Chocolates sem pimenta

Na sexta-feira, fomos até a cozinha da escola para realizarmos a segunda parte do presente das mães: bombons feitos pelos alunos , com a orientação da professora da turma e meu auxílio. ( a primeira foi a montagem de fotos, usando o site montafotos.com, no Laboratório de Informática)
Todos participaram colocando chocolate nas formas, levando-as até o congelador, desenformando, enrolando cada bombom e empacotando nos saquinhos.

Os alunos também se dividiram em registrar as imagens.
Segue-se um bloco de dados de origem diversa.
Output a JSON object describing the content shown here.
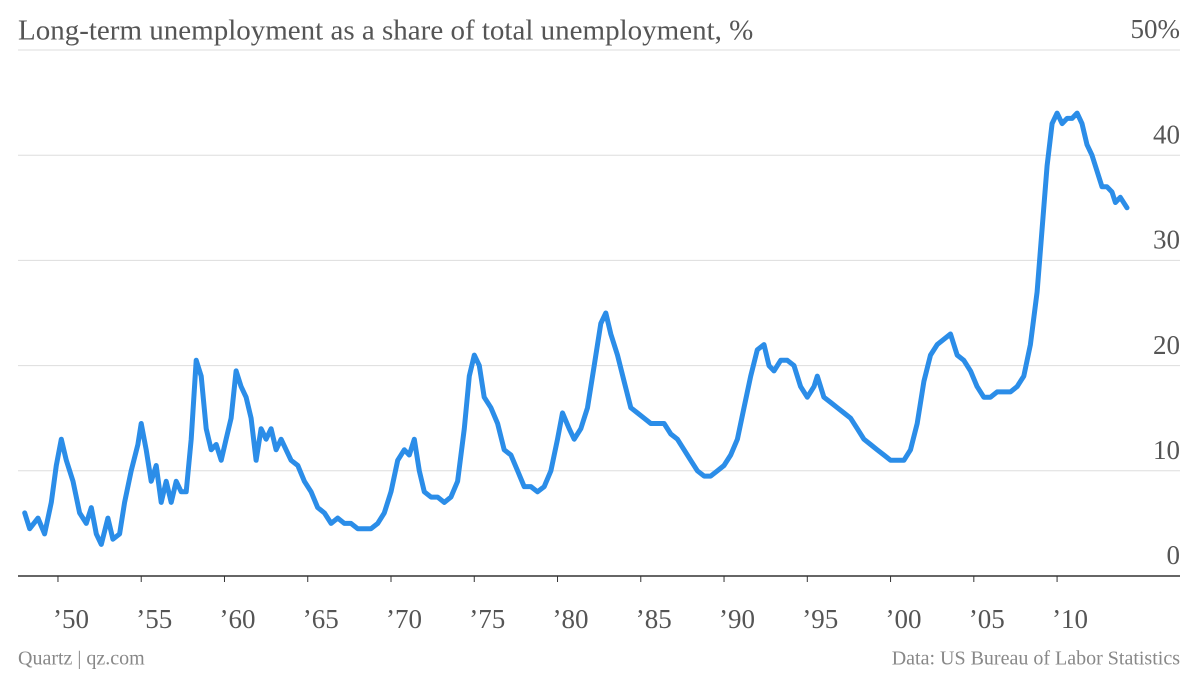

Mas, especialmente, um deles se revelou um fotógrafo atento aos detalhes e paciente para captar a imagem considerada a melhor.

sábado, 1 de maio de 2010

Aqueles que fazem a sua parte

Muita gente, por aí, fala e acredita que a morte de Michael Jackson não é verdadeira.
Segundo relatam, o astro planejou e encenou seus últimos instantes nessa vida para livrar-se de dívidas milionárias. Neste exato momento, Michael está feliz, curtindo um bem pago anonimato. Michael Jackson não morreu, é o que dizem. Elvis não morreu...
Acredito que "marcadores de genialidade" não morrem, mesmo deixando de respirar. A obra de Michael transcende a vida e se entranha em muitos de nós. E o fará novamente, com aqueles que ainda nem nasceram.
Considerei encerrada a semana, no auditório da Livraria Paulinas. Ali, numa Formação de Bibliotecas, pude assistir ao vídeo Earth Song e constatar, mais uma vez, que Michael não morreu.